La plupart des femmes portent aussi des sortes de guêtres en tissu autour des mollets et leur chevelure est maintenue par un foulard tout aussi multicolore, souvent porté comme un turban
.
Nicole et Jacqueline en plein travail : chaque participant à ce voyage gardera longtemps en mémoire ces moments forts de la rencontre avec les H‘Mong
Fleuris…
Silhouettes féminines aux crayons de couleurs : croquis de Virginie ESTIENNE .
Encore un croquis de Virginie ESTIENNE .
Dans un style très différent Bernadette CAZAL sillonne elle aussi le marché…
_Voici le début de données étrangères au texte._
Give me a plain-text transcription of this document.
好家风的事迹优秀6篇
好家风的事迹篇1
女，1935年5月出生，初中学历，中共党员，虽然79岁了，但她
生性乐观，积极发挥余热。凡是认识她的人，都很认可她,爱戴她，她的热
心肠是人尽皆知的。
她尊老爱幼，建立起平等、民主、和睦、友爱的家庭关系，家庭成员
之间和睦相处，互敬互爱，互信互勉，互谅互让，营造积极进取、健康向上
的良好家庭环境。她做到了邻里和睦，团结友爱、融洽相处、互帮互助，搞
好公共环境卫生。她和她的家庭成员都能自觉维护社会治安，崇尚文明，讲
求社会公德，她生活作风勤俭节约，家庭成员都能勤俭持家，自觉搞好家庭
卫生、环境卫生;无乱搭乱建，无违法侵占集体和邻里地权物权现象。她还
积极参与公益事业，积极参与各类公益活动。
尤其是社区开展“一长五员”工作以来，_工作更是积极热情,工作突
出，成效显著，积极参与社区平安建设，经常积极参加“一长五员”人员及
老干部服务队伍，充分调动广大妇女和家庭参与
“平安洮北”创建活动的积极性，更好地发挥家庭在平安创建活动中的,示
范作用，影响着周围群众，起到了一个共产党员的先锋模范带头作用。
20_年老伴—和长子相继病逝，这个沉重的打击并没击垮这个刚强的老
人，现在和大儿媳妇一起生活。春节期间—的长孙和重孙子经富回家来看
Quant à Rose-Marie HENRY, elle entreprend des scènes complètes comme ces marchandes de canne à sucre,
...ou ce coin du marché aux bestiaux.
Mouphida et Évelyne du côté des motos …
Aussi à l’aise en aquarelle qu’en dessin au crayon, Virginie va de portraits en portraits …
Cet enfant énigmatique aux yeux profonds regardait Fabienne VELTHUIS WOHREL…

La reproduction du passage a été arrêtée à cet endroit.